QLC vs. TLC: The trend toward fewer writes per day
According to research firm Forward Insights, fewer than 20% of SSDs sold in 2022 were spec'd at more than 1 drive write per day (DWPD). Beyond 2023, estimates are that over 85% of drives sold will be the low-duration models spec'd at 1 or less DWPD. DWPD measures the total amount of data written to a drive, in proportion to its total capacity, and is used to specify guaranteed drive endurance of five years.
In other words, DWPD measures the number of times a user or system can overwrite the drive's entire capacity each day of its expected working life. For example, consider a 200 GB SSD with a five-year lifetime (expressed by its warranty). If DWPD is 1, that means users can write 200 GB onto the drive every day for five years. This works out to 365 TB of cumulative writes to the flash drive before it may need replacement.
If DWPD is less than 1, the write endurance is less, and less data can be written each day. If DWPD is more than 1, the endurance is more, and more data can be written each day. For example, if the same 200 GB flash SSD had DWPD of 4, the cumulative write endurance would be 1,460 TB of cumulative writes to the flash drive before it may need replacement.
The trend toward fewer writes per day bolsters the case for QLC drives. They have the shortest endurance of any current flash device because of tight tolerances on the charge levels for each bit state in a memory cell, along with tighter spacings and thinner insulating gates in leading-edge flash manufacturing processes. PLC flash has even lower endurance but is not yet in commercial storage devices.
Compare DWPD specs across device types carefully because it's a relative measure that's a function of total drive capacity. As Micron Technology pointed out, a 960 GB TLC SSD rated at 1 DWPD has similar overall endurance to a 1.92 TB QLC SSD rated at 0.5 DWPD for a particular workload.
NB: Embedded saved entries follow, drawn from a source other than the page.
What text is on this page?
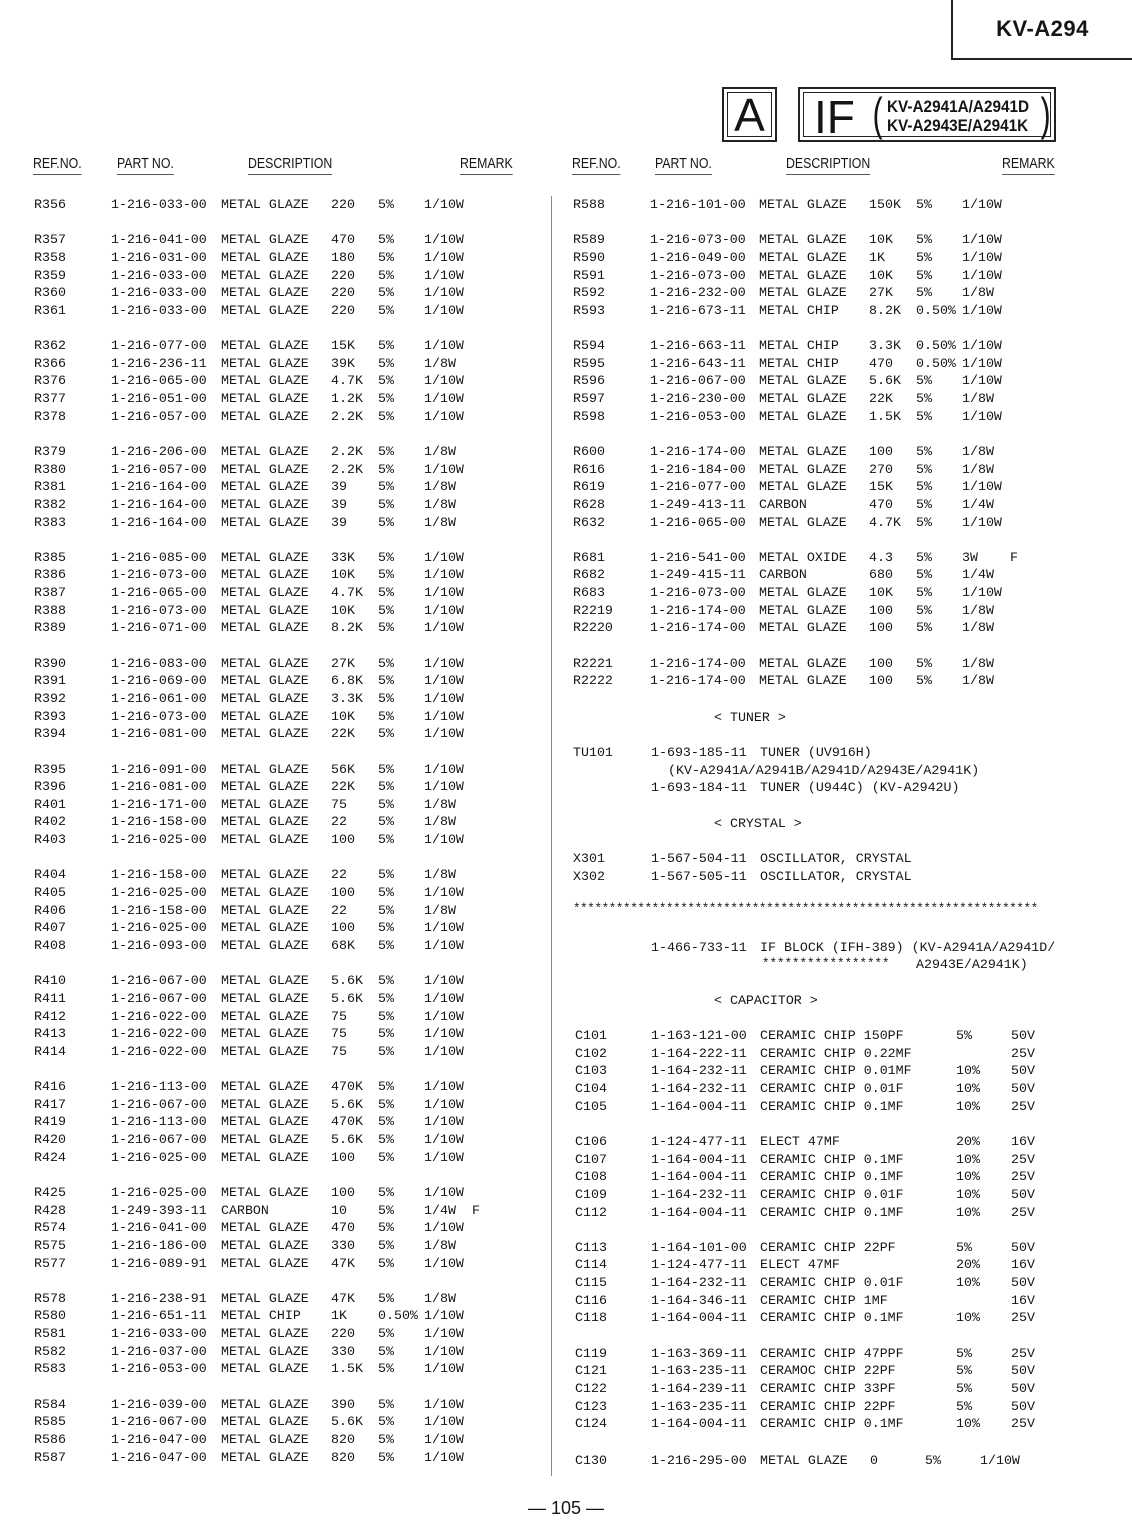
KV-A294
A IF ( KV-A2941A/A2941D
KV-A2943E/A2941K )
REF.NO. PART NO.	DESCRIPTION	REMARK	REF.NO. PART NO.	DESCRIPTION	REMARK
R356	1-216-033-00 METAL GLAZE 220 5% 1/10W
R357	1-216-041-00 METAL GLAZE 470 5% 1/10W
R358	1-216-031-00 METAL GLAZE 180 5% 1/10W
R359	1-216-033-00 METAL GLAZE 220 5% 1/10W
R360	1-216-033-00 METAL GLAZE 220 5% 1/10W
R361	1-216-033-00 METAL GLAZE 220 5% 1/10W
R362	1-216-077-00 METAL GLAZE 15K 5% 1/10W
R366	1-216-236-11 METAL GLAZE 39K 5% 1/8W
R376	1-216-065-00 METAL GLAZE 4.7K 5% 1/10W
R377	1-216-051-00 METAL GLAZE 1.2K 5% 1/10W
R378	1-216-057-00 METAL GLAZE 2.2K 5% 1/10W
R379	1-216-206-00 METAL GLAZE 2.2K 5% 1/8W
R380	1-216-057-00 METAL GLAZE 2.2K 5% 1/10W
R381	1-216-164-00 METAL GLAZE 39 5% 1/8W
R382	1-216-164-00 METAL GLAZE 39 5% 1/8W
R383	1-216-164-00 METAL GLAZE 39 5% 1/8W
R385	1-216-085-00 METAL GLAZE 33K 5% 1/10W
R386	1-216-073-00 METAL GLAZE 10K 5% 1/10W
R387	1-216-065-00 METAL GLAZE 4.7K 5% 1/10W
R388	1-216-073-00 METAL GLAZE 10K 5% 1/10W
R389	1-216-071-00 METAL GLAZE 8.2K 5% 1/10W
R390	1-216-083-00 METAL GLAZE 27K 5% 1/10W
R391	1-216-069-00 METAL GLAZE 6.8K 5% 1/10W
R392	1-216-061-00 METAL GLAZE 3.3K 5% 1/10W
R393	1-216-073-00 METAL GLAZE 10K 5% 1/10W
R394	1-216-081-00 METAL GLAZE 22K 5% 1/10W
R395	1-216-091-00 METAL GLAZE 56K 5% 1/10W
R396	1-216-081-00 METAL GLAZE 22K 5% 1/10W
R401	1-216-171-00 METAL GLAZE 75 5% 1/8W
R402	1-216-158-00 METAL GLAZE 22 5% 1/8W
R403	1-216-025-00 METAL GLAZE 100 5% 1/10W
R404	1-216-158-00 METAL GLAZE 22 5% 1/8W
R405	1-216-025-00 METAL GLAZE 100 5% 1/10W
R406	1-216-158-00 METAL GLAZE 22 5% 1/8W
R407	1-216-025-00 METAL GLAZE 100 5% 1/10W
R408	1-216-093-00 METAL GLAZE 68K 5% 1/10W
R410	1-216-067-00 METAL GLAZE 5.6K 5% 1/10W
R411	1-216-067-00 METAL GLAZE 5.6K 5% 1/10W
R412	1-216-022-00 METAL GLAZE 75 5% 1/10W
R413	1-216-022-00 METAL GLAZE 75 5% 1/10W
R414	1-216-022-00 METAL GLAZE 75 5% 1/10W
R416	1-216-113-00 METAL GLAZE 470K 5% 1/10W
R417	1-216-067-00 METAL GLAZE 5.6K 5% 1/10W
R419	1-216-113-00 METAL GLAZE 470K 5% 1/10W
R420	1-216-067-00 METAL GLAZE 5.6K 5% 1/10W
R424	1-216-025-00 METAL GLAZE 100 5% 1/10W
R425	1-216-025-00 METAL GLAZE 100 5% 1/10W
R428	1-249-393-11 CARBON	10 5% 1/4W F
R574	1-216-041-00 METAL GLAZE 470 5% 1/10W
R575	1-216-186-00 METAL GLAZE 330 5% 1/8W
R577	1-216-089-91 METAL GLAZE 47K 5% 1/10W
R578	1-216-238-91 METAL GLAZE 47K 5% 1/8W
R580	1-216-651-11 METAL CHIP 1K 0.50% 1/10W
R581	1-216-033-00 METAL GLAZE 220 5% 1/10W
R582	1-216-037-00 METAL GLAZE 330 5% 1/10W
R583	1-216-053-00 METAL GLAZE 1.5K 5% 1/10W
R584	1-216-039-00 METAL GLAZE 390 5% 1/10W
R585	1-216-067-00 METAL GLAZE 5.6K 5% 1/10W
R586	1-216-047-00 METAL GLAZE 820 5% 1/10W
R587	1-216-047-00 METAL GLAZE 820 5% 1/10W
R588	1-216-101-00 METAL GLAZE 150K 5% 1/10W
R589	1-216-073-00 METAL GLAZE 10K 5% 1/10W
R590	1-216-049-00 METAL GLAZE 1K 5% 1/10W
R591	1-216-073-00 METAL GLAZE 10K 5% 1/10W
R592	1-216-232-00 METAL GLAZE 27K 5% 1/8W
R593	1-216-673-11 METAL CHIP 8.2K 0.50% 1/10W
R594	1-216-663-11 METAL CHIP 3.3K 0.50% 1/10W
R595	1-216-643-11 METAL CHIP 470 0.50% 1/10W
R596	1-216-067-00 METAL GLAZE 5.6K 5% 1/10W
R597	1-216-230-00 METAL GLAZE 22K 5% 1/8W
R598	1-216-053-00 METAL GLAZE 1.5K 5% 1/10W
R600	1-216-174-00 METAL GLAZE 100 5% 1/8W
R616	1-216-184-00 METAL GLAZE 270 5% 1/8W
R619	1-216-077-00 METAL GLAZE 15K 5% 1/10W
R628	1-249-413-11 CARBON	470 5% 1/4W
R632	1-216-065-00 METAL GLAZE 4.7K 5% 1/10W
R681	1-216-541-00 METAL OXIDE 4.3 5% 3W F
R682	1-249-415-11 CARBON	680 5% 1/4W
R683	1-216-073-00 METAL GLAZE 10K 5% 1/10W
R2219	1-216-174-00 METAL GLAZE 100 5% 1/8W
R2220	1-216-174-00 METAL GLAZE 100 5% 1/8W
R2221	1-216-174-00 METAL GLAZE 100 5% 1/8W
R2222	1-216-174-00 METAL GLAZE 100 5% 1/8W
< TUNER >
TU101	1-693-185-11 TUNER (UV916H)
(KV-A2941A/A2941B/A2941D/A2943E/A2941K)
1-693-184-11 TUNER (U944C) (KV-A2942U)
< CRYSTAL >
X301	1-567-504-11 OSCILLATOR, CRYSTAL
X302	1-567-505-11 OSCILLATOR, CRYSTAL
*****************************************************************
1-466-733-11 IF BLOCK (IFH-389) (KV-A2941A/A2941D/
***************** A2943E/A2941K)
< CAPACITOR >
C101	1-163-121-00 CERAMIC CHIP 150PF	5%	50V
C102	1-164-222-11 CERAMIC CHIP 0.22MF	25V
C103	1-164-232-11 CERAMIC CHIP 0.01MF	10% 50V
C104	1-164-232-11 CERAMIC CHIP 0.01F	10% 50V
C105	1-164-004-11 CERAMIC CHIP 0.1MF	10% 25V
C106	1-124-477-11 ELECT 47MF	20% 16V
C107	1-164-004-11 CERAMIC CHIP 0.1MF	10% 25V
C108	1-164-004-11 CERAMIC CHIP 0.1MF	10% 25V
C109	1-164-232-11 CERAMIC CHIP 0.01F	10% 50V
C112	1-164-004-11 CERAMIC CHIP 0.1MF	10% 25V
C113	1-164-101-00 CERAMIC CHIP 22PF	5%	50V
C114	1-124-477-11 ELECT 47MF	20% 16V
C115	1-164-232-11 CERAMIC CHIP 0.01F	10% 50V
C116	1-164-346-11 CERAMIC CHIP 1MF	16V
C118	1-164-004-11 CERAMIC CHIP 0.1MF	10% 25V
C119	1-163-369-11 CERAMIC CHIP 47PPF	5%	25V
C121	1-163-235-11 CERAMOC CHIP 22PF	5%	50V
C122	1-164-239-11 CERAMIC CHIP 33PF	5%	50V
C123	1-163-235-11 CERAMIC CHIP 22PF	5%	50V
C124	1-164-004-11 CERAMIC CHIP 0.1MF	10% 25V
C130	1-216-295-00 METAL GLAZE 0	5%	1/10W
— 105 —
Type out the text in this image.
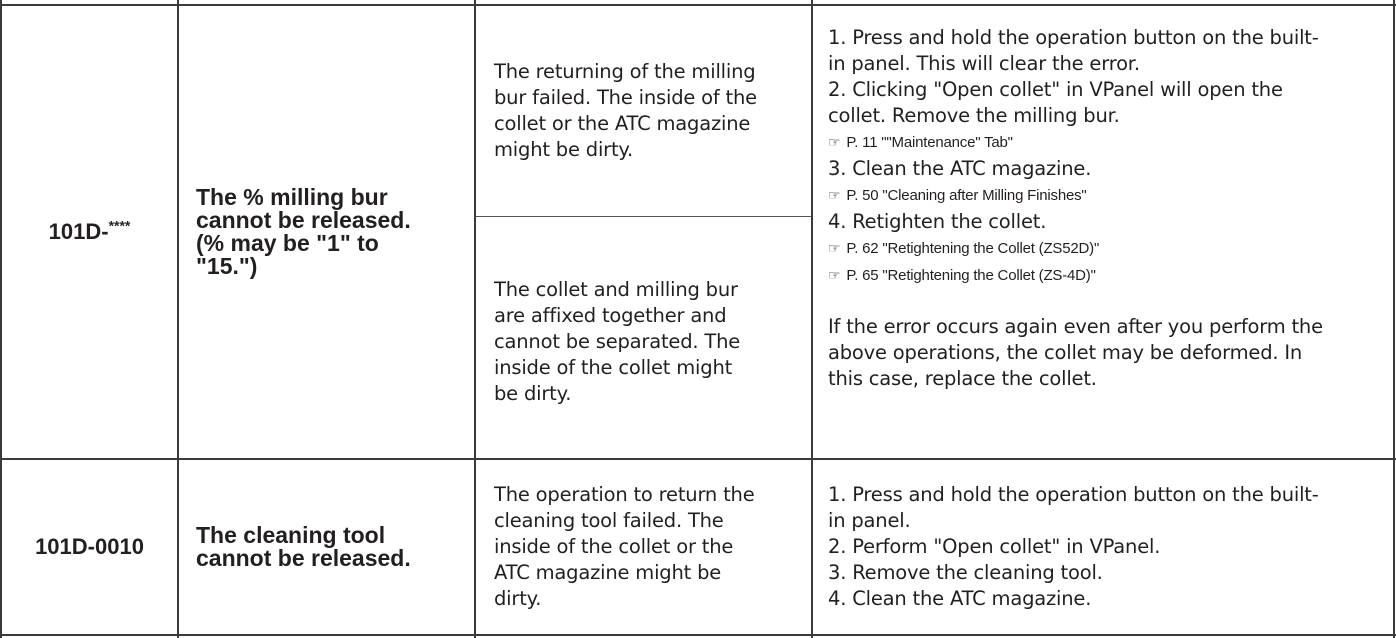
101D-****
The % milling bur
cannot be released.
(% may be "1" to
"15.")
The returning of the milling
bur failed. The inside of the
collet or the ATC magazine
might be dirty.
The collet and milling bur
are affixed together and
cannot be separated. The
inside of the collet might
be dirty.
1. Press and hold the operation button on the built-
in panel. This will clear the error.
2. Clicking "Open collet" in VPanel will open the
collet. Remove the milling bur.
☞ P. 11 ""Maintenance" Tab"
3. Clean the ATC magazine.
☞ P. 50 "Cleaning after Milling Finishes"
4. Retighten the collet.
☞ P. 62 "Retightening the Collet (ZS52D)"
☞ P. 65 "Retightening the Collet (ZS-4D)"
If the error occurs again even after you perform the
above operations, the collet may be deformed. In
this case, replace the collet.
101D-0010 The cleaning tool
cannot be released.
The operation to return the
cleaning tool failed. The
inside of the collet or the
ATC magazine might be
dirty.
1. Press and hold the operation button on the built-
in panel.
2. Perform "Open collet" in VPanel.
3. Remove the cleaning tool.
4. Clean the ATC magazine.
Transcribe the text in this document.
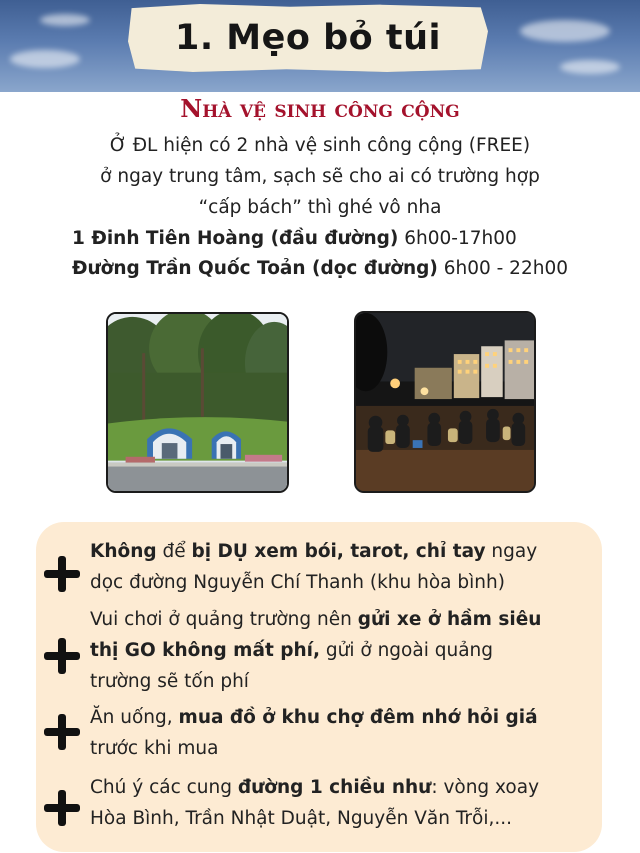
1. Mẹo bỏ túi
Nhà vệ sinh công cộng
Ở ĐL hiện có 2 nhà vệ sinh công cộng (FREE)
ở ngay trung tâm, sạch sẽ cho ai có trường hợp
“cấp bách” thì ghé vô nha
1 Đinh Tiên Hoàng (đầu đường) 6h00-17h00
Đường Trần Quốc Toản (dọc đường) 6h00 - 22h00
Không để bị DỤ xem bói, tarot, chỉ tay ngay
dọc đường Nguyễn Chí Thanh (khu hòa bình)
Vui chơi ở quảng trường nên gửi xe ở hầm siêu
thị GO không mất phí, gửi ở ngoài quảng
trường sẽ tốn phí
Ăn uống, mua đồ ở khu chợ đêm nhớ hỏi giá
trước khi mua
Chú ý các cung đường 1 chiều như: vòng xoay
Hòa Bình, Trần Nhật Duật, Nguyễn Văn Trỗi,...
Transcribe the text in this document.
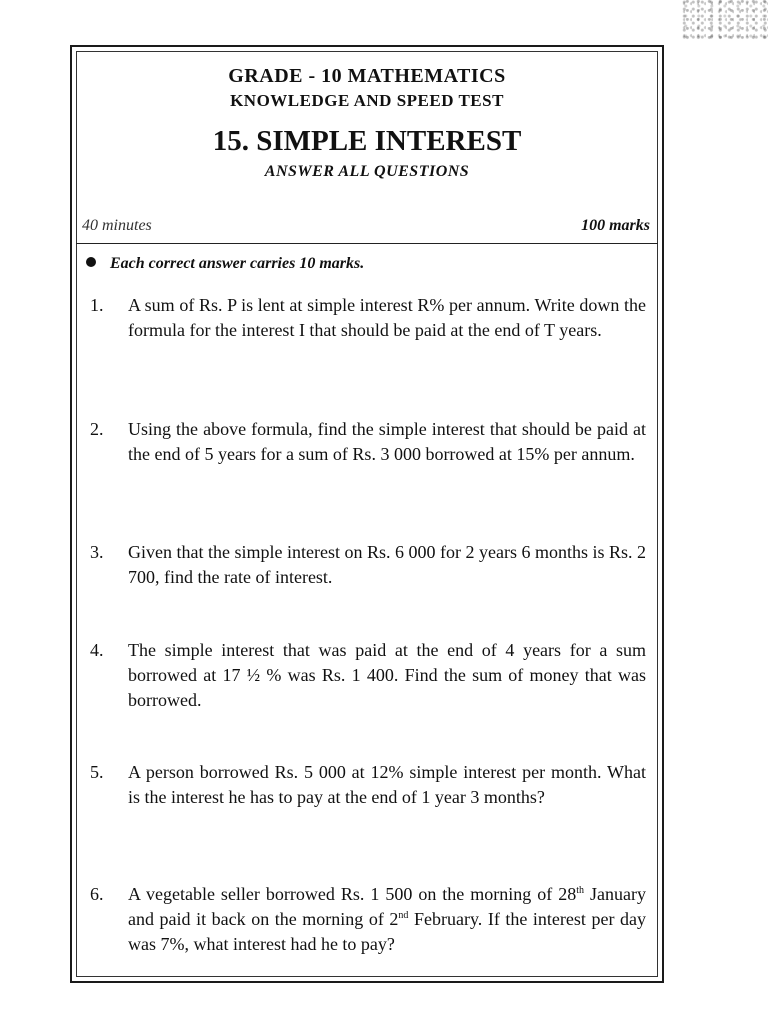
GRADE - 10 MATHEMATICS
KNOWLEDGE AND SPEED TEST
15. SIMPLE INTEREST
ANSWER ALL QUESTIONS
40 minutes	100 marks
Each correct answer carries 10 marks.
1.	A sum of Rs. P is lent at simple interest R% per annum. Write down the formula for the interest I that should be paid at the end of T years.
2.	Using the above formula, find the simple interest that should be paid at the end of 5 years for a sum of Rs. 3 000 borrowed at 15% per annum.
3.	Given that the simple interest on Rs. 6 000 for 2 years 6 months is Rs. 2 700, find the rate of interest.
4.	The simple interest that was paid at the end of 4 years for a sum borrowed at 17 ½ % was Rs. 1 400. Find the sum of money that was borrowed.
5.	A person borrowed Rs. 5 000 at 12% simple interest per month. What is the interest he has to pay at the end of 1 year 3 months?
6.	A vegetable seller borrowed Rs. 1 500 on the morning of 28th January and paid it back on the morning of 2nd February. If the interest per day was 7%, what interest had he to pay?
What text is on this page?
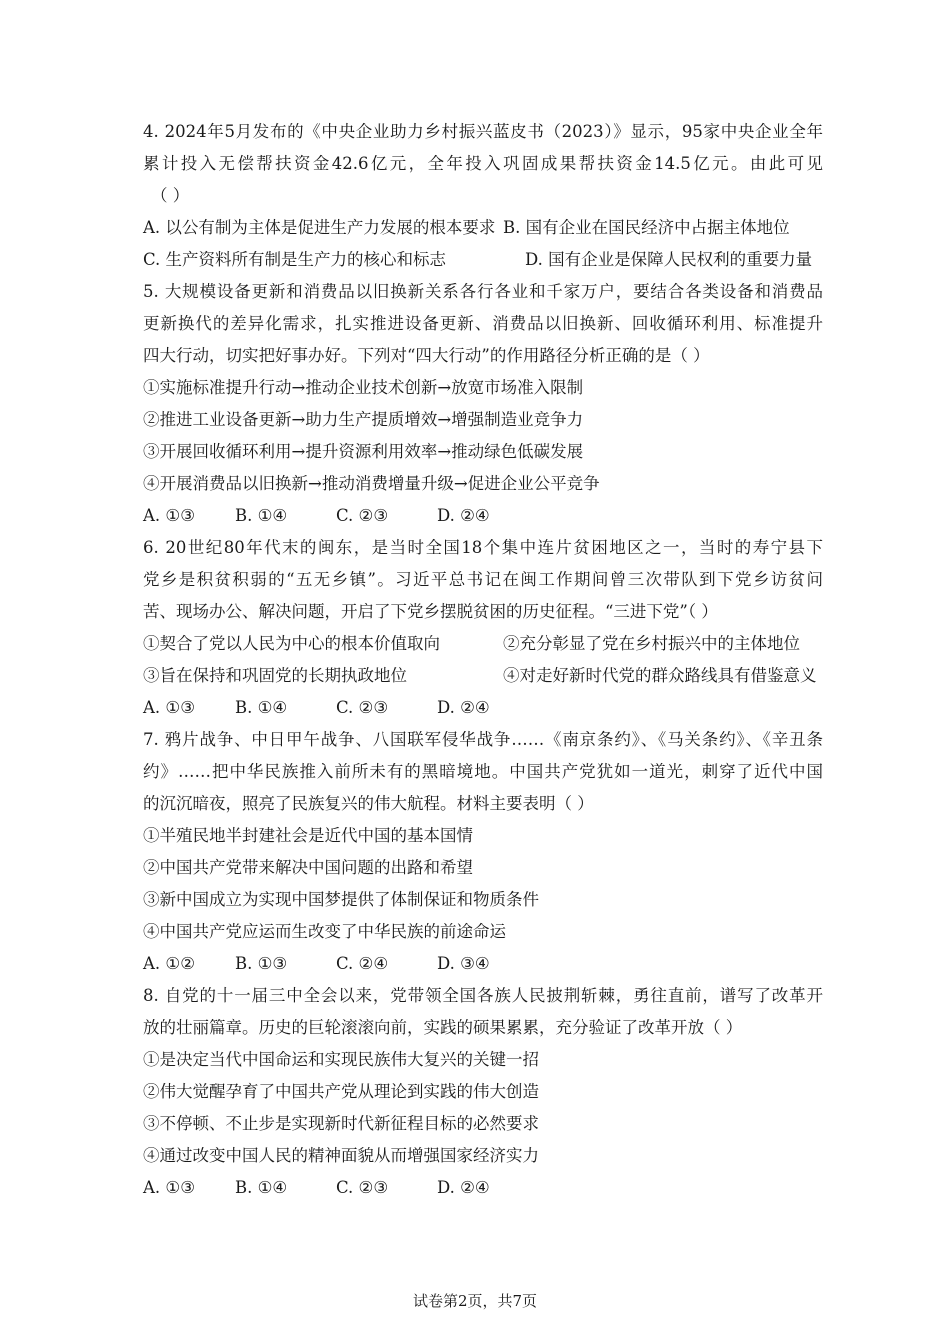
4. 2024年5月发布的《中央企业助力乡村振兴蓝皮书（2023）》显示，95家中央企业全年
累计投入无偿帮扶资金42.6亿元，全年投入巩固成果帮扶资金14.5亿元。由此可见
（ ）
A. 以公有制为主体是促进生产力发展的根本要求 B. 国有企业在国民经济中占据主体地位
C. 生产资料所有制是生产力的核心和标志	D. 国有企业是保障人民权利的重要力量
5. 大规模设备更新和消费品以旧换新关系各行各业和千家万户，要结合各类设备和消费品
更新换代的差异化需求，扎实推进设备更新、消费品以旧换新、回收循环利用、标准提升
四大行动，切实把好事办好。下列对“四大行动”的作用路径分析正确的是（ ）
①实施标准提升行动→推动企业技术创新→放宽市场准入限制
②推进工业设备更新→助力生产提质增效→增强制造业竞争力
③开展回收循环利用→提升资源利用效率→推动绿色低碳发展
④开展消费品以旧换新→推动消费增量升级→促进企业公平竞争
A. ①③ B. ①④	C. ②③	D. ②④
6. 20世纪80年代末的闽东，是当时全国18个集中连片贫困地区之一，当时的寿宁县下
党乡是积贫积弱的“五无乡镇”。习近平总书记在闽工作期间曾三次带队到下党乡访贫问
苦、现场办公、解决问题，开启了下党乡摆脱贫困的历史征程。“三进下党”（ ）
①契合了党以人民为中心的根本价值取向	②充分彰显了党在乡村振兴中的主体地位
③旨在保持和巩固党的长期执政地位	④对走好新时代党的群众路线具有借鉴意义
A. ①③ B. ①④	C. ②③	D. ②④
7. 鸦片战争、中日甲午战争、八国联军侵华战争……《南京条约》、《马关条约》、《辛丑条
约》……把中华民族推入前所未有的黑暗境地。中国共产党犹如一道光，刺穿了近代中国
的沉沉暗夜，照亮了民族复兴的伟大航程。材料主要表明（ ）
①半殖民地半封建社会是近代中国的基本国情
②中国共产党带来解决中国问题的出路和希望
③新中国成立为实现中国梦提供了体制保证和物质条件
④中国共产党应运而生改变了中华民族的前途命运
A. ①② B. ①③	C. ②④	D. ③④
8. 自党的十一届三中全会以来，党带领全国各族人民披荆斩棘，勇往直前，谱写了改革开
放的壮丽篇章。历史的巨轮滚滚向前，实践的硕果累累，充分验证了改革开放（ ）
①是决定当代中国命运和实现民族伟大复兴的关键一招
②伟大觉醒孕育了中国共产党从理论到实践的伟大创造
③不停顿、不止步是实现新时代新征程目标的必然要求
④通过改变中国人民的精神面貌从而增强国家经济实力
A. ①③ B. ①④	C. ②③	D. ②④
试卷第2页，共7页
Although the QLC DPWD spec is lower, the total amount of data that can be written per day is the same for the two devices. Thus, for workloads that almost exclusively read data, the QLC device is a better choice because of its increased capacity.
The underlying message is simple: Understand the application that the flash storage is intended to support, and select the non-volatile storage technology with the performance, capacity and endurance that's appropriate for the needs of the application.
How QLC and TLC complement each other
The QLC market is focused on read-dominant workloads; it's not trying to displace TLC -- or even SLC -- devices, but rather to replace HDDs. This is Micron's justification for continuing to manufacture both types of devices. Micron has made a compelling argument that TLC and QLC are complementary, with QLC filling the gaps between TLC flash and HDD magnetic disks. Indeed, Micron makes the case that, because SSDs don't wear when reading data, whereas HDDs do, QLC endurance is superior to HDDs for workloads where the data write pattern includes a high percentage of large sequential transfers.
We can more precisely delineate the workload characteristics best suited to QLC vs. TLC drives by looking closely at the I/O patterns of various applications. According to Micron modeling, QLC drives are best for read-intensive workloads until the read/write mix reaches about 70/30 for small or random data transfers, with a 50/50 ratio for applications with large sequential writes. Conversely, TLC flash drives are better for write-dominant workloads, except for the minority of heavily transactional applications that might require an SLC drive that can handle 5 or 10 DWPD.
These figures are likely to shift as PLC flash devices find commercial release and adoption -- especially where PLC devices currently experience write endurance in single digits. However, the overall argument that more sensitive flash devices are better suited to read-intensive workloads should still hold true.
These concepts also reinforce the notion of matching the storage technology to the application. Fortuitously, many of the enterprise applications experiencing the fastest growth and highest uptake, such as data analytics and machine learning, have a preponderance of data reads compared to writes.
QLC vs. TLC system design
The design of QLC devices, which use larger memory blocks than TLC, suits I/O with large-block sequential transfers but not small, random I/O typical of many databases.
One way that storage systems can work around this limitation is by coupling an array of QLC SSDs with a non-volatile DIMM (NVDIMM) write buffer that performs write coalescing. Small random writes are buffered until enough are accumulated to fill a data block, and then the system sequentially writes them through to a disk volume or file system as a single transfer. The NVDIMM cache buffer can be battery- or capacitor-backed DRAM modules, non-volatile Optane persistent memory modules, or even a high-durability SLC or TLC NVMe drive.
Both Microsoft and Western Digital have detailed an approach for using QLC with NVMe Zoned Namespaces. Enterprise storage systems using QLC are available, with Pure Storage supporting the FlashArray//C since 2019.
With a sizable advantage in capacity and lower cost per bit, expect QLC devices to continue proliferating in enterprise data centers alongside TLC and SLC devices. Storage systems will increasingly rely on management software to intelligently manage workload placement according to the I/O characteristics and requirements of each application.
Best uses for QLC SSDs and TLC SSDs
Ultimately, QLC NVM devices, such as SSDs, are best used for the most read-intensive applications demanding the highest and most cost-efficient storage capacity. These include the following:
- Data analytics using data lakes or distributed big data applications, such as Hadoop.
- AI applications using machine or deep learning.
- NoSQL databases.
- Large object stores using Ceph, Gluster, Lustre and others.
- Streaming media and content delivery networks.
TLC and earlier flash SSDs, such as SLC, along with other NVM-based storage devices, are often best suited for applications with a larger proportion of writes to reads. These devices service more traditional enterprise applications as HDD replacements. Use examples include the following:
- General databases.
- HR and finance applications.
- CRM and ERP applications.
- Software development tasks.
TLC and QLC devices aren't mutually exclusive, and drives based on each technology can both be deployed in the same enterprise -- even within the same servers -- to best support the unique needs of varied enterprise applications. In addition, NVM technologies constantly evolve to improve fabrication techniques and enhance reliability and durability, such as error correction and wear-leveling practices. PLC flash and flash-based devices are on the horizon. So, this shouldn't be the final word on NVM uses.